Cite as: https://hdl.handle.net/21.11116/0000-0009-8E6A-1
A novel ultrahigh-vacuum system for gas adsorption has been developed for use with a differential microcalorimeter,
in order to generate reliable differential heats of adsorption in the low-coverage region of the heat isotherms.
It is in this low-coverage region where the strong Lewis sites of zeolites are thought to be detected. In this work,
a well-crystallized H-ZSM-5 zeolite which contains very few Lewis sites has been compared with three other
H-ZSM-5 zeolites, which contain increasing amounts of intrinsic strong Lewis sites.
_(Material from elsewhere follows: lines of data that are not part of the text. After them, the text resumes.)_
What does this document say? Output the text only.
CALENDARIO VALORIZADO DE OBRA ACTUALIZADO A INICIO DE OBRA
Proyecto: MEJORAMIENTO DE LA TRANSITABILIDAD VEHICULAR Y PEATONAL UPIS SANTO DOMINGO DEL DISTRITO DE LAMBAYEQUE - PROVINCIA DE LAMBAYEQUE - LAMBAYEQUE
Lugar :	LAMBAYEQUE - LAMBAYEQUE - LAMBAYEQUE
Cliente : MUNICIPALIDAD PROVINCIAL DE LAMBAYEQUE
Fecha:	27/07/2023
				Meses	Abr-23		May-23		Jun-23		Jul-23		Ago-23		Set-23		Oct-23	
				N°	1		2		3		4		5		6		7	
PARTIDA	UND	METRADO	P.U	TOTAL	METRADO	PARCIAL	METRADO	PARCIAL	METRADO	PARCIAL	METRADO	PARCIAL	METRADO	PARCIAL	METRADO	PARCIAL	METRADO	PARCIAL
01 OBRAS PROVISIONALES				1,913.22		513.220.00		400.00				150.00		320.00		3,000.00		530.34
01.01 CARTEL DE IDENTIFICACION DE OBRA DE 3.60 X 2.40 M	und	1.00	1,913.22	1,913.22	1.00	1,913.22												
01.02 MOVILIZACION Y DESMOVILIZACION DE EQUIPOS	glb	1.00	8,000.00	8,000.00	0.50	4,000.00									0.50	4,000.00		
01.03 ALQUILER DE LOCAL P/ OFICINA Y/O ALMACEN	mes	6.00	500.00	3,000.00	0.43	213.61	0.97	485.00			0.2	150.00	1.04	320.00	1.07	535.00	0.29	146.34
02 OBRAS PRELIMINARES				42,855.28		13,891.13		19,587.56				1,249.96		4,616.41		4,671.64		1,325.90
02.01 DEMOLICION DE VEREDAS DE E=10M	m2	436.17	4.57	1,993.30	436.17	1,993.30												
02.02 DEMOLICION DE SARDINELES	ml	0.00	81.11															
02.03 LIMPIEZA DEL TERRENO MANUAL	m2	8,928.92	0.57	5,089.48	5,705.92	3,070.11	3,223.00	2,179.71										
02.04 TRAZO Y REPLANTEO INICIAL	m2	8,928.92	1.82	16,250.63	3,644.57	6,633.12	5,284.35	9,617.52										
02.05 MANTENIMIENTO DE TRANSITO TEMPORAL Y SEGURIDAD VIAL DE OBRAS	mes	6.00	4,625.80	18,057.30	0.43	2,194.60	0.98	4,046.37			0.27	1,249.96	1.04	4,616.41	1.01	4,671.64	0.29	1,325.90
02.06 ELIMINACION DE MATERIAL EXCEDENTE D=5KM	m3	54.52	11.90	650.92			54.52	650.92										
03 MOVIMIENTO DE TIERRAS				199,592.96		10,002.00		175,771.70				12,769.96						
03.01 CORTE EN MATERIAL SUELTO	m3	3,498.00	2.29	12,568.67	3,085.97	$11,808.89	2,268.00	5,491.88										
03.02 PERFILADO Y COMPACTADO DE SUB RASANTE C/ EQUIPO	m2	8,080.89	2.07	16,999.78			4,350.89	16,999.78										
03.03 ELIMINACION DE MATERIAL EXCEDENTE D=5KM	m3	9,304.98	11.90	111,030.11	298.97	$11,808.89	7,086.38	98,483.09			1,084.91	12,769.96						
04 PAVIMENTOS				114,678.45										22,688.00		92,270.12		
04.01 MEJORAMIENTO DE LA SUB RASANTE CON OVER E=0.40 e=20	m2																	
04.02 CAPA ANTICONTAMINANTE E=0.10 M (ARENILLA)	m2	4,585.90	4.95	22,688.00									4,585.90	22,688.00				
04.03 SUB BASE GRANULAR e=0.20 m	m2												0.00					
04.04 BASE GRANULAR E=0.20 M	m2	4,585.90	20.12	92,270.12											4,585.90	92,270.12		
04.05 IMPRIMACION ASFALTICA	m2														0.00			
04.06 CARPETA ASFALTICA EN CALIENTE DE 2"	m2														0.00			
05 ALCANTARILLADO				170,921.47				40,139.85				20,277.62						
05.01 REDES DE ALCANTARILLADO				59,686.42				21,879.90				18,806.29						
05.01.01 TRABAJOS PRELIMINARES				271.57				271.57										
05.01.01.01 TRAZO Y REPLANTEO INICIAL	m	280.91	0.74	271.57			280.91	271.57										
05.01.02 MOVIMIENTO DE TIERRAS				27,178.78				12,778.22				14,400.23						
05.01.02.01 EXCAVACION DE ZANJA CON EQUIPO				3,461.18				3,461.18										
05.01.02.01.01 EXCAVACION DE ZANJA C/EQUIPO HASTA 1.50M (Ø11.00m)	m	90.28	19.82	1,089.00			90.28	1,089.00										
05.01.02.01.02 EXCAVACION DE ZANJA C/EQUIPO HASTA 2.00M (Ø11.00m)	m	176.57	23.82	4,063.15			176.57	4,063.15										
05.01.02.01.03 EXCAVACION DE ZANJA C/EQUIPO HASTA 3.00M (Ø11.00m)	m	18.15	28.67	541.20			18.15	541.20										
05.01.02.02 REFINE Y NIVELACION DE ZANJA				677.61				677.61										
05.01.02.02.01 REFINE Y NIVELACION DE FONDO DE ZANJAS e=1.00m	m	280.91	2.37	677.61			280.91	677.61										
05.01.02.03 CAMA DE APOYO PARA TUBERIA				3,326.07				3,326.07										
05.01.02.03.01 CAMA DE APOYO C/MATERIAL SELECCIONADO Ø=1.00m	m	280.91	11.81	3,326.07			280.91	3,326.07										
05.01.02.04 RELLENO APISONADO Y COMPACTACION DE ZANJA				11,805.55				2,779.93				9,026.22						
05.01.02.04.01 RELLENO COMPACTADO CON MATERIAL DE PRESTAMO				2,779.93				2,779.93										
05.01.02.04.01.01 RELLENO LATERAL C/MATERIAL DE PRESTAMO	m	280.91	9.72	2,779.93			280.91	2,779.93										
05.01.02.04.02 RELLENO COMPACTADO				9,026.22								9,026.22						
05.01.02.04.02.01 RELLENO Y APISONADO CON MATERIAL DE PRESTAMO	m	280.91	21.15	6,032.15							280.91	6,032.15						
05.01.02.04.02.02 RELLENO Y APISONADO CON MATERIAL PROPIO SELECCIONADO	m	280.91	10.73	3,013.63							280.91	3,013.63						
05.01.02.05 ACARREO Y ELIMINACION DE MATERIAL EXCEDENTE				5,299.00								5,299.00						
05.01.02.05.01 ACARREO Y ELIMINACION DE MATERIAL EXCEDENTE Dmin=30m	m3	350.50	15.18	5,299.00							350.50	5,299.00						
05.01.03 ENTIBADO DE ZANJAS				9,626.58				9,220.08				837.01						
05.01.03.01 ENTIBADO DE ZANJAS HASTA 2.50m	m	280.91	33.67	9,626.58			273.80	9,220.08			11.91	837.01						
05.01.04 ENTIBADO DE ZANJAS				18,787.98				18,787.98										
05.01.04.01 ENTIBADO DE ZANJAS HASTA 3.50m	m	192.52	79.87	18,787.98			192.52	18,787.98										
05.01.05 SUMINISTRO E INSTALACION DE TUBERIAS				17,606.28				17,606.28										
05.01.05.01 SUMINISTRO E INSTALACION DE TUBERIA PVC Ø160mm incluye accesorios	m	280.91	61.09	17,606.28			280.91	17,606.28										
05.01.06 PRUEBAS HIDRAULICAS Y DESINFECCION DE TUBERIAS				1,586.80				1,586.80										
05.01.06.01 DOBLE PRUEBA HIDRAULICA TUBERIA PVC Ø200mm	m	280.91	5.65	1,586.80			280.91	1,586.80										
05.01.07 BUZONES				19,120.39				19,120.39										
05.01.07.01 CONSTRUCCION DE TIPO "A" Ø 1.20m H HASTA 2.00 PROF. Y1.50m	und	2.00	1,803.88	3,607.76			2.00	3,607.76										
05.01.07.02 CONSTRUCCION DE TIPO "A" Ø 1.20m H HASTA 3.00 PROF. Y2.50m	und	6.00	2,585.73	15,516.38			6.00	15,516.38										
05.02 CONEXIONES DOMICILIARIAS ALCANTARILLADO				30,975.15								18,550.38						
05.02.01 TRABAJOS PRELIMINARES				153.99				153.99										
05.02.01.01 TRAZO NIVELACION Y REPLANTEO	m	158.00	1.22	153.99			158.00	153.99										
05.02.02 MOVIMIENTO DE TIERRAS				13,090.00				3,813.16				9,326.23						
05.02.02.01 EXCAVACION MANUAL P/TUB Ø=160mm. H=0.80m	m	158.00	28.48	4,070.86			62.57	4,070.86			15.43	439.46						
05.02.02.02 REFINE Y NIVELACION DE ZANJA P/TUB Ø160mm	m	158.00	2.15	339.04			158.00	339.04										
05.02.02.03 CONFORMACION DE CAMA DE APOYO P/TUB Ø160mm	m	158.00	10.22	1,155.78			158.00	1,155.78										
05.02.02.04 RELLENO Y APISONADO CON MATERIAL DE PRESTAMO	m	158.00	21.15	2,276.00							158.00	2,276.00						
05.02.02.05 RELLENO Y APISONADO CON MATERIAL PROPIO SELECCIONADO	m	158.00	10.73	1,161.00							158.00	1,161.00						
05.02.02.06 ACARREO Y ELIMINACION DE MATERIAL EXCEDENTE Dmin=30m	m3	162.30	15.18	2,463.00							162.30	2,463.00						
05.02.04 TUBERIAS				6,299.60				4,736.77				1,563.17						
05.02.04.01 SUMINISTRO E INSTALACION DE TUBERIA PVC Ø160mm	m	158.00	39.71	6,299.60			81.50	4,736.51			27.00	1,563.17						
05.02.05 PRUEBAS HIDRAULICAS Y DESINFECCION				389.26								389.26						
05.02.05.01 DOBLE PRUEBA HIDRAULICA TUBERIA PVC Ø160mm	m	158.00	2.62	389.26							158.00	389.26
True Lewis sites were also
induced in all of these zeolites by high-temperature dehydroxylation in vacuum. The differential heats of
ammonia adsorption were measured, and the results correlated with data from other techniques such as
temperature-programmed desorption of ammonia monitored by mass spectrometry and in situ infrared
spectroscopy of adsorbed pyridine. The differential heats of adsorption of ammonia on the activated zeolites
yielded information about the number and strength of the strong Lewis and Bronsted acid sites. The use of
high-vacuum techniques with microcalorimetry allows for accurate determination of the low equilibrium pressures
(down to 0.1 Pa) involved with respect to the adsorption of ammonia. Rather small doses of gas can be admitted,
thus allowing the more reproducible measurement of an isothermal heat curve. The use of metallic cells also
tends to give a rapid heat conductivity. In H-ZSM-5 zeolites, the strong Lewis sites were found to be associated
with differential heats of ammonia adsorption at between 185 and 160 kJ/mol and the Bronsted site acid
strength was characterized by heats of the order of 157-140 kJ/mol. An NH4-ZSM-5 zeolite which was
activated at 673 K and possessed very few Lewis sites was observed to have very homogeneous Bronsted acid
strength distribution, whereas the other zeolites which contained more intrinsic Lewis sites had differing Bronsted
acid strengths of a wider energy distribution.